Тобиус перебирал варианты, не позволяя осознанию своего положения подавить разум, ослепить и похоронить заранее. Туманники, ахог подери! Сегодня судьба подбросила ему именно этих тварей, будто прочих ужасов в Дикой земле было мало! Практически безопасные для простых смертных, эти спектральные сущности представляли смертельную угрозу магам всех мастей. Забраться внутрь, пожрать искру Дара и угнездиться в теле на правах нового хозяина, — вот единственное, чего желали они, обретая свою примитивную волю к существованию.
Должно быть магическое поле этого места привлекло их, пока туманники дремали в рассеянном состоянии. Словно неразумные мотыльки, слетавшиеся на огонь, они порой тянулись к источникам гурханы, однако стоило рядом появиться живому волшебнику, как эти твари пробудились.
Рив глубоко дышал, концентрируясь на удерживании плетения, дабы туманники не набросились скопом. Он мысленно перебирал десятки заклинаний, что были подвластны ему; список превосходил арсенал иных волшебников в разы, если не на порядок, но лишь несколько их смогли бы помочь в борьбе с духами. На крайний случай Тобиус мог рискнуть и телепортироваться наружу, но видит Господь-Кузнец, что он до смерти боялся последствий. Магический перенос на территории, известной своими аномалиями мог закончиться чем угодно и в каком угодно месте… или во множестве каких угодно мест.
До тех же пор, вот она Серая Стена медленно исчерпывавшая свой заряд. Что дальше? Что ещё могло пригодиться? Незримый Гонг? Даже если удастся оглушить туманников, они ведь не исчезнут, только замедлятся, сквозь них не пройти, — прилипнут как тэнас1 к шерсти, станут вползать в тело материальное сквозь поры, ноздри, уши, рот, и тут же начнут разъедать тело астральное.
# # 1 Чертополох.
Но пока добыча думала хищник действовал и вот, каменные глыбы пола, подогнанные так плотно, что меж них и иголке было не уместиться, стали источать туманную дымку.
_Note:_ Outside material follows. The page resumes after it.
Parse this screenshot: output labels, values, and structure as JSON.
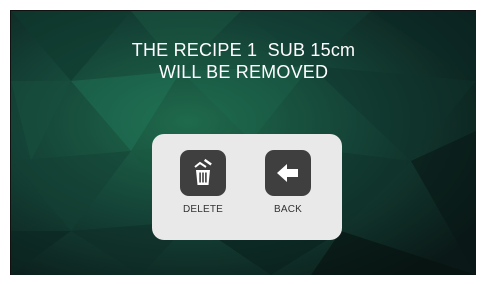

Твари просочились в тончайшие зазоры кладки и полезли наружу, очень медленно, с трудом, но разве же ведают об усталости те, кем движет неутолимое желание материального бытия?
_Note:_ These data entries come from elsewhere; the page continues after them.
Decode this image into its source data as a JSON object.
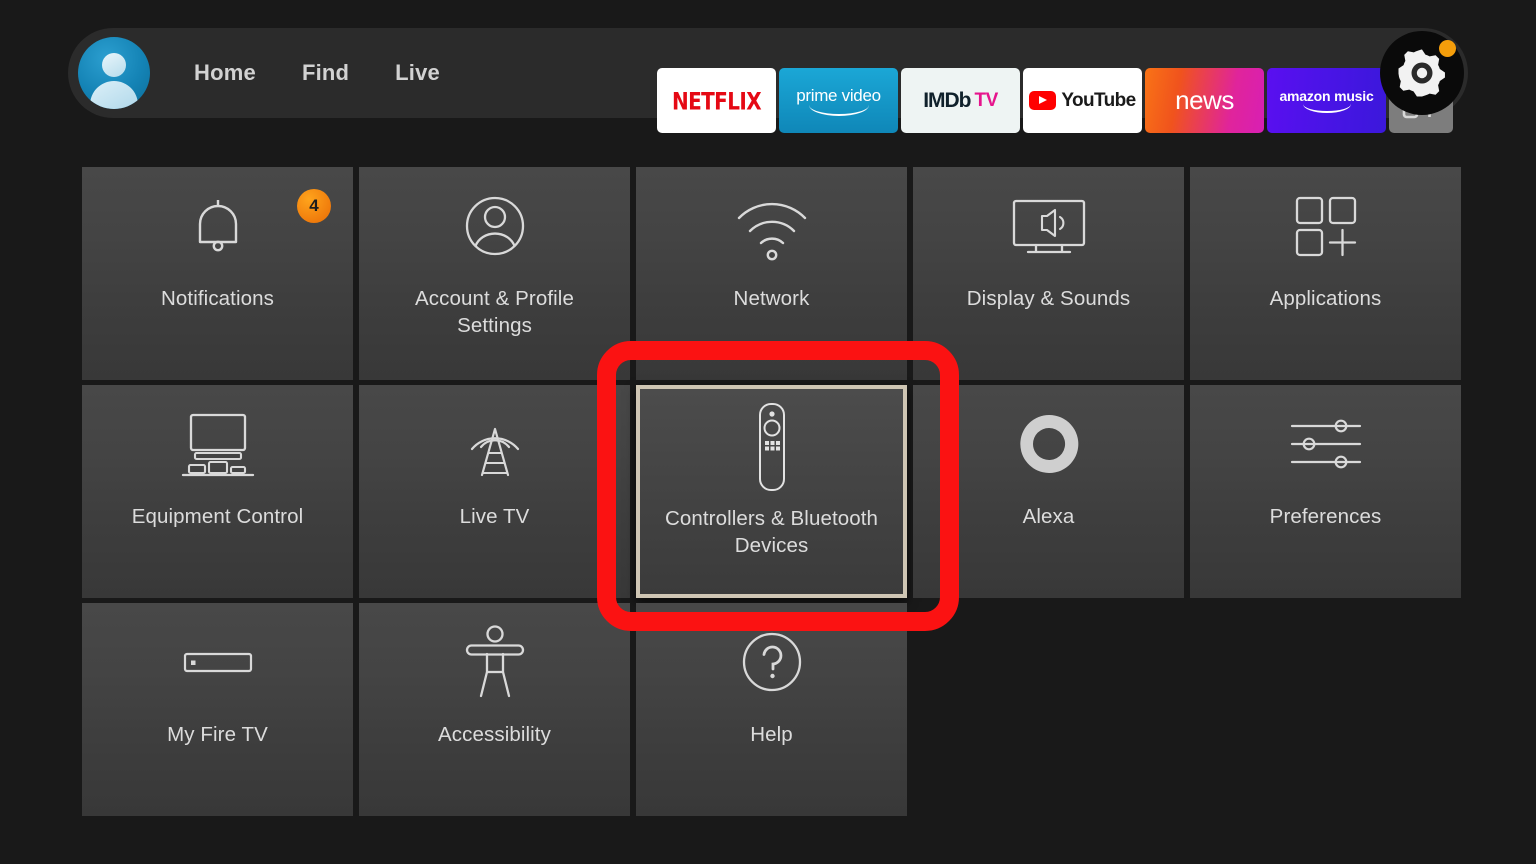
{
  "nav": {
    "avatar_label": "Profile avatar",
    "links": [
      {
        "label": "Home"
      },
      {
        "label": "Find"
      },
      {
        "label": "Live"
      }
    ],
    "apps": [
      {
        "name": "netflix",
        "label": "NETFLIX"
      },
      {
        "name": "prime-video",
        "label": "prime video"
      },
      {
        "name": "imdb-tv",
        "label": "IMDb",
        "label2": "TV"
      },
      {
        "name": "youtube",
        "label": "YouTube"
      },
      {
        "name": "news",
        "label": "news"
      },
      {
        "name": "amazon-music",
        "label": "amazon music"
      },
      {
        "name": "app-library",
        "label": ""
      }
    ],
    "settings_button": {
      "icon": "gear-icon",
      "has_notification_dot": true
    }
  },
  "settings_grid": {
    "tiles": [
      {
        "label": "Notifications",
        "icon": "bell-icon",
        "badge": "4"
      },
      {
        "label": "Account & Profile Settings",
        "icon": "person-circle-icon"
      },
      {
        "label": "Network",
        "icon": "wifi-icon"
      },
      {
        "label": "Display & Sounds",
        "icon": "tv-speaker-icon"
      },
      {
        "label": "Applications",
        "icon": "app-squares-plus-icon"
      },
      {
        "label": "Equipment Control",
        "icon": "tv-stand-icon"
      },
      {
        "label": "Live TV",
        "icon": "antenna-tower-icon"
      },
      {
        "label": "Controllers & Bluetooth Devices",
        "icon": "remote-control-icon",
        "selected": true
      },
      {
        "label": "Alexa",
        "icon": "alexa-ring-icon"
      },
      {
        "label": "Preferences",
        "icon": "sliders-icon"
      },
      {
        "label": "My Fire TV",
        "icon": "fire-tv-stick-icon"
      },
      {
        "label": "Accessibility",
        "icon": "accessibility-person-icon"
      },
      {
        "label": "Help",
        "icon": "question-circle-icon"
      }
    ]
  },
  "annotation": {
    "target": "Controllers & Bluetooth Devices",
    "color": "#fb1212"
  },
  "colors": {
    "background": "#191919",
    "tile": "#424242",
    "selected_border": "#cfc6b4",
    "badge": "#f59e0b",
    "accent_red": "#fb1212"
  }
}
Тобиус опустил жезл и ударил по туманнику Светящейся Паутинкой. Заклинание было способно нанести урон духовным сущностям, но не такого сложного порядка и не в исполнении профана. Два заготовленных плетения ушли в расход, ему пришлось плести заклинание ещё раз, вновь, сбивая протягивавшиеся снизу бесплотные «руки». Хищников было слишком много, сбились в туманную стаю, обернувшись несоизмеримо большей опасностью.
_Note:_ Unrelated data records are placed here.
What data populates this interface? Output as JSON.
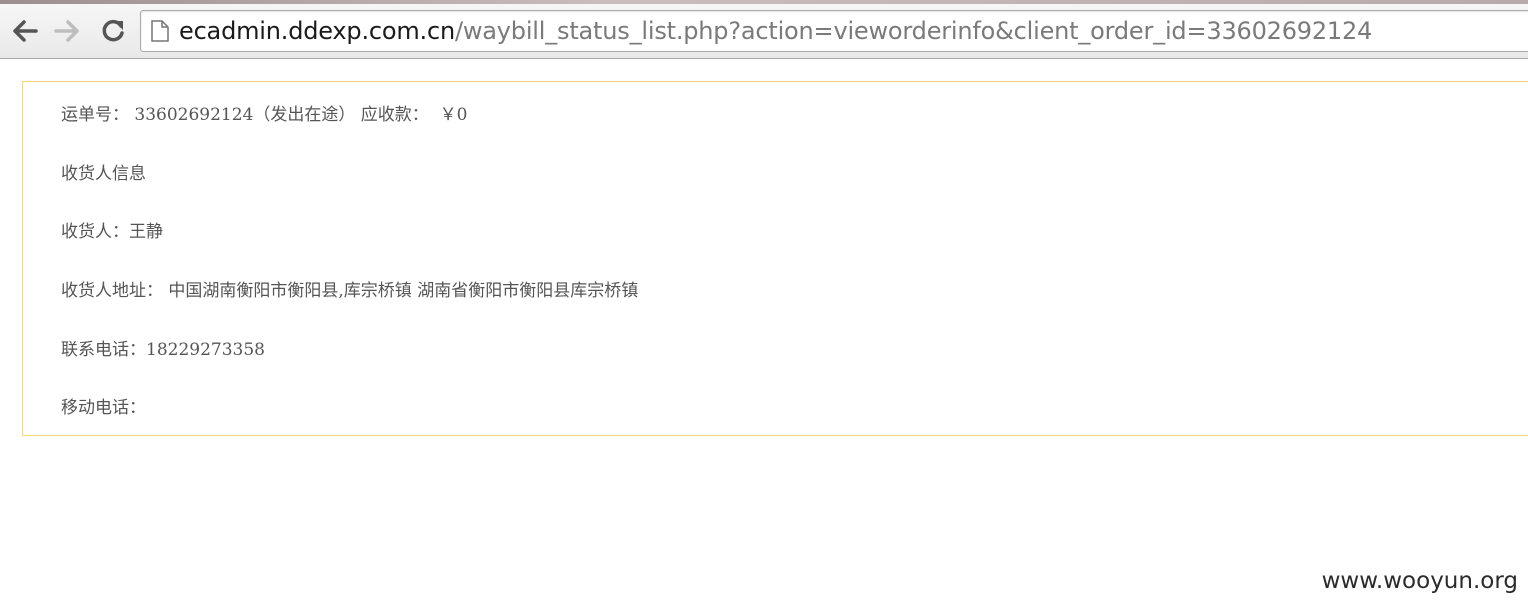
{
  "browser": {
    "url_host": "ecadmin.ddexp.com.cn",
    "url_path": "/waybill_status_list.php?action=vieworderinfo&client_order_id=33602692124",
    "icons": {
      "back": "back-arrow-icon",
      "forward": "forward-arrow-icon",
      "reload": "reload-icon",
      "page": "page-icon"
    }
  },
  "order": {
    "waybill_label": "运单号：",
    "waybill_number": "33602692124（发出在途）",
    "receivable_label": "应收款：",
    "receivable_value": "￥0",
    "section_title": "收货人信息",
    "consignee_label": "收货人：",
    "consignee_name": "王静",
    "address_label": "收货人地址：",
    "address_value": "中国湖南衡阳市衡阳县,库宗桥镇 湖南省衡阳市衡阳县库宗桥镇",
    "phone_label": "联系电话：",
    "phone_value": "18229273358",
    "mobile_label": "移动电话：",
    "mobile_value": ""
  },
  "watermark": "www.wooyun.org",
  "colors": {
    "box_border": "#f5d77a",
    "text": "#555555"
  }
}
— Проклятье, — прошипел волшебник, чувствуя, как самообладание начинало таять.
Он стал слышать звук, что дотоле не замечал. Возможно рассудок помутился, но Тобиус мог поклясться, что теперь, в этом тихом противостоянии он слышал, будто совсем рядом, над самым ухом кто-то протяжно выдыхал, опустошал огромные лёгкие, негромко, но бесконечно долго.
Этот странный звук прервался внезапным грохотом за спиной. Обернувшись, Тобиус не увидел ничего, кроме хищного тумана за Серой Стеной. Полная слепота… только край яшмовой крышки оказался внутри защитного круга. Саркофаг открылся! Бесплотным туманникам такой подвиг был не по силам. Смутный тёмный силуэт поднялся там и среди слабых лиловых огоньков полыхнула пара красных звёзд. Ужас крепко ухватил человека за кишки.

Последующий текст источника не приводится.